CS4624 Glossary
Following are some terms and definitions / explanations. More will be
added. Definitions will be supplied.
- Boolean queries
- formal representation of a question or information need using AND, OR,
or NOT to connect terms
- browsing
- looking around, reading, viewing objects or information, sometimes with
the help of some organization or tool (e.g., a browser) --- often with
no or only a vague objective, sometimes as in window-shopping
- CD-DA
- compact disc digital audio (i.e., standard music CD)
- CD-ROM
- compact disc read only memory (storing about 600 Mbytes of digital data
in similar format to a music CD)
- clustering
- grouping similar items together to form clusters whose centroid or representative
characterizes the group
- CODER
- COmposite Document Expert/extended/effective Retrieval system developed
at Virginia Tech
- composite
- something made up of parts - for example, in the Amsterdam model
there are atomic objects (treated as a whole, not decomposed) and
composite objects (made up of atomic or other composite objects)
- controlled vocabulary
- a fixed terminological set from which indexing and query terms are selected
- CSCW
- computer supported cooperative work --- group work supported with collaboration
technologo
- digital library
- a collection of digital representations of information content, along
with hardware, software, and personnel to support the functions of a traditional
library plus knowledge worker operations like searching, browsing, and navigation
- digital tree
- a hierarchical organization of data where at each level there is a multiway
branch, e.g., 10-way so each digit of a number can determine the next step
in a path from the root
- distance function
- a function that computes the distance between a pair of items, e.g.,
d(d1,d2) with properties:
- d(d1,d2) = 0 if d1=d2
- d(d1,d2) = d(d2,d1)
- d(d1,d3) = d(d1,d2)+d(d2,d3)
- document
- an article, book, or other work, typically containing text or other
media, that has some type of information content
- E measure
- a single-valued measure of the effectiveness of an information retrieval
system (with 0=best, 1=worst), which is a function of both recall and precision,
as well as a factor that determines the relative importance between these
- Englebart
- Doug E. was the inventor of the mouse and other early interactive technologies
who first demonstrated a powerful hypertext system working as a CSCW tool,
and led work on Augment and NLS, to augment human knowledge and skills
- Envision
- a system developed at Virginia Tech in connection with the NSF-funded,
ACM-supported project "A User-Centered Database from the Computer Science
Literature" 1991-1995
- exhaustivity
- measure of the degree to which the content of a collection is "covered",
typically used to describe a controlled vocabulary
- faceted classification
- a system for categorizing information in which diferent aspects or facets
are separately considered
- flat file
- a component of a file system or entry on a storage device, that is treated
as having no special structure beyond that of bytes, characters, words and/or
lines
- FSA (finite state automata)
- an abstract machine made up of states (including a special "start"
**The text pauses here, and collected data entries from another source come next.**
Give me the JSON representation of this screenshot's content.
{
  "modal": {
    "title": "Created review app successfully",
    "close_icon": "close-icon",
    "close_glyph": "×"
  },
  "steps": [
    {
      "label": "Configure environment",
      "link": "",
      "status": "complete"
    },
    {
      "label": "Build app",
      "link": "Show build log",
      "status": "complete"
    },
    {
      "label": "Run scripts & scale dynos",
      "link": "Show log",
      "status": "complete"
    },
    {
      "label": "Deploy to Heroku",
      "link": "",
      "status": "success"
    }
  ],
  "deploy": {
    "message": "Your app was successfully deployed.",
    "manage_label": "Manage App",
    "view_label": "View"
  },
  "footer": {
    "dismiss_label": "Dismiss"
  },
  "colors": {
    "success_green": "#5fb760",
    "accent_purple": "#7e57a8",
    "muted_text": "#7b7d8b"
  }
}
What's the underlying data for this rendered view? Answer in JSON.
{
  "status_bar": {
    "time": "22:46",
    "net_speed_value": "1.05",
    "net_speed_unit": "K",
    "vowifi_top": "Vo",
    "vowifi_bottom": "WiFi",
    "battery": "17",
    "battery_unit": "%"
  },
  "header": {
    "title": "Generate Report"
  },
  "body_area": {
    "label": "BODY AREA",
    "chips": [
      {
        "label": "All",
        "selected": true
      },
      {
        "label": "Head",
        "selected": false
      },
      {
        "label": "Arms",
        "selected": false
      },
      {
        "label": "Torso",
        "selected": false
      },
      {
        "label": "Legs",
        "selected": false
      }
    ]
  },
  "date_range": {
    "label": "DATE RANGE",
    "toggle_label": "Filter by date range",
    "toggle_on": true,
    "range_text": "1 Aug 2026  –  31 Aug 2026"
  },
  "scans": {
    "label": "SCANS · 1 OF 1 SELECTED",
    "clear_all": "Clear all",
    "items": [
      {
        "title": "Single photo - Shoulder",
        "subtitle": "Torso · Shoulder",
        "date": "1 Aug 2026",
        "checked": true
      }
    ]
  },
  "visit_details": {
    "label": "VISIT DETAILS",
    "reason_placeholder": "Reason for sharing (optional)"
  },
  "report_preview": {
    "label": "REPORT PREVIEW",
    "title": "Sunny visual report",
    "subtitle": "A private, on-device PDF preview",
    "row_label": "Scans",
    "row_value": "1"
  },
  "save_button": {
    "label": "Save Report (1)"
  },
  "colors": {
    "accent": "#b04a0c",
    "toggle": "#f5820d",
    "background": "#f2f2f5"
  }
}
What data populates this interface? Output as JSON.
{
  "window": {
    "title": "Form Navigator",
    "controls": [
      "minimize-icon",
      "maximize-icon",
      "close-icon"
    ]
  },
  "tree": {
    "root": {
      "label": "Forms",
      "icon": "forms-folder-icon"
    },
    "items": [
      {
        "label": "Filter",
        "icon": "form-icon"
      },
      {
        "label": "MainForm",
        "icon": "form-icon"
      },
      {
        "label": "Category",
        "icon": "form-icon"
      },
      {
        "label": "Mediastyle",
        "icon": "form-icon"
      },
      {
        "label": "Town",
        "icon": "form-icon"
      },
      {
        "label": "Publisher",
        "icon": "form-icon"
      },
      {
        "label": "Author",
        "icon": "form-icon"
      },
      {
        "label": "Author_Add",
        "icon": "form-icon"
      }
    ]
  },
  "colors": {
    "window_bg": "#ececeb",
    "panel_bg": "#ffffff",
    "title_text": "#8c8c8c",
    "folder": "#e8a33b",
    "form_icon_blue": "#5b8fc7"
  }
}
or "initial" one as well as one or more "final" states)
where one takes a state-state transition if the input token matches that
for the transition --- that can recognize a regular language and so is equivalent
to a regular expression --- often used for document analysis
- filtering
- producing output by restricting input according to some criteria ---
in connection with text, images, speech, electromagnetic waves or signals
- Guide
- a hypertext system marketed by OWL (Office Workstations Ltd.) that includes
scrolling and note capabilities
- hashing
- computing an address to look for an item by applying a mathematical
function to a key for that item
- HTML (HyperText Markup Language)
- an application of SGML, defined by a simple Document Type Definition
developed in 1993, that is used for tagging documents on the World-Wide
Web, which can then be rendered with viewers like Mosaic or Netscape
- HTML+ (HyperText Markup Language - extended)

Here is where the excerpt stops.